Verification of cracked section shrinkage curvature models

Abstract

An attempt is made to theoretically and experimentally verify the shrinkage curvature models presented in Eurocode 2 and BS 8110. These codes claim that the models originally derived and proven for uncracked sections are suitable, with modification, for predicting the behaviour of cracked sections, although this claim has never been proven experimentally. To achieve verification, an alternative theoretical approach is initially proposed in this paper. In this theoretical model, the effect of shrinkage, creep and the variation in the neutral axis position of the section are taken into account. The stresses developed in the steel and concrete at a cracked section according to this theoretical model are then applied to a finite-element (FE) model representing a portion of the beam from the crack to mid-way between the crack and an adjacent crack. Ultimately, the mean curvature is determined. Experimentally, pairs of beams were cast and subjected to a level of flexural loading to produce a stabilised crack pattern in the constant-moment zone.

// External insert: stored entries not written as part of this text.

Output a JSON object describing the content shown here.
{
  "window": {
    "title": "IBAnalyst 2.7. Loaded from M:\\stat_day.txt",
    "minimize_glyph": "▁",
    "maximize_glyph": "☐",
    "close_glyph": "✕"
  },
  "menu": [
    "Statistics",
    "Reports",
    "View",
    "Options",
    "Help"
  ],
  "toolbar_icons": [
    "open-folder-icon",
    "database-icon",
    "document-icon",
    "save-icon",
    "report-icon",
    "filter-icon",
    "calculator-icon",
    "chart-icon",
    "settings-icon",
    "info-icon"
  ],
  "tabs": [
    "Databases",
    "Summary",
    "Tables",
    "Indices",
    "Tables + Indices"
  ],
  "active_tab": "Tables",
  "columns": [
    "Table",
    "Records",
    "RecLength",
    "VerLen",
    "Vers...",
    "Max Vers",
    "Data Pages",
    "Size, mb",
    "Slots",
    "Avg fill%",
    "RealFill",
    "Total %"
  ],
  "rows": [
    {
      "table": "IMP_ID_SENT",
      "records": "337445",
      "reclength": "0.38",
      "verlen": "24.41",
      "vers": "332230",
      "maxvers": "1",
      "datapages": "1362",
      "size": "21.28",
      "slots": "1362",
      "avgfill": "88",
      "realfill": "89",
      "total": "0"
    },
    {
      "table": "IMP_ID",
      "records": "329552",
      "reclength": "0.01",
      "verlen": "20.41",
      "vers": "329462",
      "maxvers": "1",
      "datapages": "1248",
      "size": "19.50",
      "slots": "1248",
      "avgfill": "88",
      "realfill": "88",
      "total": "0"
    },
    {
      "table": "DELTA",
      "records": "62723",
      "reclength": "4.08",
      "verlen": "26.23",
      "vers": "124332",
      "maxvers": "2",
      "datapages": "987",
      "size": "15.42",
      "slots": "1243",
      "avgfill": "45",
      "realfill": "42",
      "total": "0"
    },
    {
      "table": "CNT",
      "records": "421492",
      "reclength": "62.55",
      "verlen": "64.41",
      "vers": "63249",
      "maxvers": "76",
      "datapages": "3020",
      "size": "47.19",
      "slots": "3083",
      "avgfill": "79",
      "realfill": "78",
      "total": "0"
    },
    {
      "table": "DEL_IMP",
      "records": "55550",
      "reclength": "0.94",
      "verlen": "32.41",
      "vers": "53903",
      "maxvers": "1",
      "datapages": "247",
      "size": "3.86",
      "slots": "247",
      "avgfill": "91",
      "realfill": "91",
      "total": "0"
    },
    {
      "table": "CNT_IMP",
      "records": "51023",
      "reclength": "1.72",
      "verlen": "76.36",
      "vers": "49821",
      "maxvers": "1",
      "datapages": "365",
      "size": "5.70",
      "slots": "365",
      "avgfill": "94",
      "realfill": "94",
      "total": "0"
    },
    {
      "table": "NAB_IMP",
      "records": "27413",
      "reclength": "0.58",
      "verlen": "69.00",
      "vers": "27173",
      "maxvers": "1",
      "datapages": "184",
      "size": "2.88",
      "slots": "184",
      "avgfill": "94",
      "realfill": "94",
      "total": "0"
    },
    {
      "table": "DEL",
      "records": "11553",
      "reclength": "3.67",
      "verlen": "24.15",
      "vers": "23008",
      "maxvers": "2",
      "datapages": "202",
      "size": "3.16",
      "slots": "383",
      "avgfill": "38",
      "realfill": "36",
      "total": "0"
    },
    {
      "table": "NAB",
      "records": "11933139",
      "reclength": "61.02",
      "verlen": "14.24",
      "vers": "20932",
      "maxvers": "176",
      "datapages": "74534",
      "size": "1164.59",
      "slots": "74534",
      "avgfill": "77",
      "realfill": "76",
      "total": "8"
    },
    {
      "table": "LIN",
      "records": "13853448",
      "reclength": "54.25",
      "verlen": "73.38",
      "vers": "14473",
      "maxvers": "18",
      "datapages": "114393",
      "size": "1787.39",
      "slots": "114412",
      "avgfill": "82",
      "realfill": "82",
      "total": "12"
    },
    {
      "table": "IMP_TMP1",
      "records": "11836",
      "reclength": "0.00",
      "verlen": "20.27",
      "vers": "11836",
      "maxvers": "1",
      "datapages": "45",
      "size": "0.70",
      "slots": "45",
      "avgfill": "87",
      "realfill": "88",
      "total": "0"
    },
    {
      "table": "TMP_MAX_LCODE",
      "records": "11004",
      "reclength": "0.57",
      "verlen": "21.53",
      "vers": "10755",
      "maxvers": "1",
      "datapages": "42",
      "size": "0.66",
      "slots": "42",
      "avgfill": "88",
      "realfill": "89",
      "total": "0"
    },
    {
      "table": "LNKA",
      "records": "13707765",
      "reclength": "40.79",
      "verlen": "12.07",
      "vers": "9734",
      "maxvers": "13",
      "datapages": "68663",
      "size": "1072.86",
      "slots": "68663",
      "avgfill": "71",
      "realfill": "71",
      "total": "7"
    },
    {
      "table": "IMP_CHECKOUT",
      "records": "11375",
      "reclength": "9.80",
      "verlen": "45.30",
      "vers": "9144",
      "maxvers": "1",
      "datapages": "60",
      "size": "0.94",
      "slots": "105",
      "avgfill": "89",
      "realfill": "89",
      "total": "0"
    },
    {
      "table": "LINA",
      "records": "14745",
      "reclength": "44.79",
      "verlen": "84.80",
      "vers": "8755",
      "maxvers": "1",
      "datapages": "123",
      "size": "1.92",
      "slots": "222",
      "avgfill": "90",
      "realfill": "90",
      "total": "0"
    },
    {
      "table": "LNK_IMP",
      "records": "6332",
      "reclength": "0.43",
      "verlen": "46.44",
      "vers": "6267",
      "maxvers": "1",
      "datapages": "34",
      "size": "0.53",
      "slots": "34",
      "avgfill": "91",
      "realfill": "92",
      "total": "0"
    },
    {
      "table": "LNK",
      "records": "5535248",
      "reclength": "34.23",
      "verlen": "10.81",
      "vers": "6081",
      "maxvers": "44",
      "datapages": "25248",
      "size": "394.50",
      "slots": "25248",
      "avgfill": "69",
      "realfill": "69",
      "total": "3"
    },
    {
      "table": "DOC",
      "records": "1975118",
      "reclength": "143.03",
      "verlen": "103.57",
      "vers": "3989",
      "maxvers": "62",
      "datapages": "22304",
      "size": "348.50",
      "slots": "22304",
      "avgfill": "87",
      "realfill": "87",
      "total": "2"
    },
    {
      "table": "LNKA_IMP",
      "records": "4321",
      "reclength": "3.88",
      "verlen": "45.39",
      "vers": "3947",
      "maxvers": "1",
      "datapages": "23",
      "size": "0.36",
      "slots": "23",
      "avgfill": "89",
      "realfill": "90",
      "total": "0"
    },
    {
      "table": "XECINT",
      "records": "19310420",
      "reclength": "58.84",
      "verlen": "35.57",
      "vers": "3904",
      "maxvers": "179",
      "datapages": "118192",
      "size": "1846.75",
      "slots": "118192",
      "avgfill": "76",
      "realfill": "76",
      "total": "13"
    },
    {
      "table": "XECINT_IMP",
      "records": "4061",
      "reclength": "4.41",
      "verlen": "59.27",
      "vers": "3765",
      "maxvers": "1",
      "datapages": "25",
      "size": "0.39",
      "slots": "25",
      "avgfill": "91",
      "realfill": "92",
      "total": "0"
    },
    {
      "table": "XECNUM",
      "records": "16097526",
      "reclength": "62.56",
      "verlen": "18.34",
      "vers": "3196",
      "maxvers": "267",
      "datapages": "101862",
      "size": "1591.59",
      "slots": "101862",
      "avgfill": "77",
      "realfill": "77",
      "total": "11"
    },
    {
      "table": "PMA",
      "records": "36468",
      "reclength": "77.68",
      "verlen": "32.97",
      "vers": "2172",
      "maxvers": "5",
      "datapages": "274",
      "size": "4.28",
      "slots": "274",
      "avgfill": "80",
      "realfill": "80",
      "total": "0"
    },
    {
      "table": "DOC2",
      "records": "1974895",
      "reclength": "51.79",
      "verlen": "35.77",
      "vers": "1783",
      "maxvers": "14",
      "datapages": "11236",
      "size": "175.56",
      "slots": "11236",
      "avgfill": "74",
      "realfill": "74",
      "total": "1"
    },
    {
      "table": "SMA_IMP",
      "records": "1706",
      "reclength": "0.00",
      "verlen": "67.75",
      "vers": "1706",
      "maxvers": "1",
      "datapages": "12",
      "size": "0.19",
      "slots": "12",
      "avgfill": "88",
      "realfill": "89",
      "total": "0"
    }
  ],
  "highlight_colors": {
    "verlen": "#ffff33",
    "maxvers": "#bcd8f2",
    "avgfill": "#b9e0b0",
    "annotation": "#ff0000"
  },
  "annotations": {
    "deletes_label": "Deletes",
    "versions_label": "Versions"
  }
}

The behaviour of the beams was monitored for up to 180 days. For any pair of beams, one beam was cast using a high-shrinkage concrete and the other with a low-shrinkage concrete. Each concrete type, however, exhibits similar creep. Therefore, shrinkage curvature can be obtained by subtracting the long-term movements of one beam from the other. These experimentally defined curvatures were compared with the mean curvatures obtained from the FE analysis. The comparison showed reasonable agreement. The curvatures were also compared with uncracked and cracked curvatures predicted by the codes. The curvatures derived in this investigation fell within the boundaries of the uncracked and cracked curvatures predicted by the codes and, for the fully cracked case, the curvatures were closer to the uncracked boundary.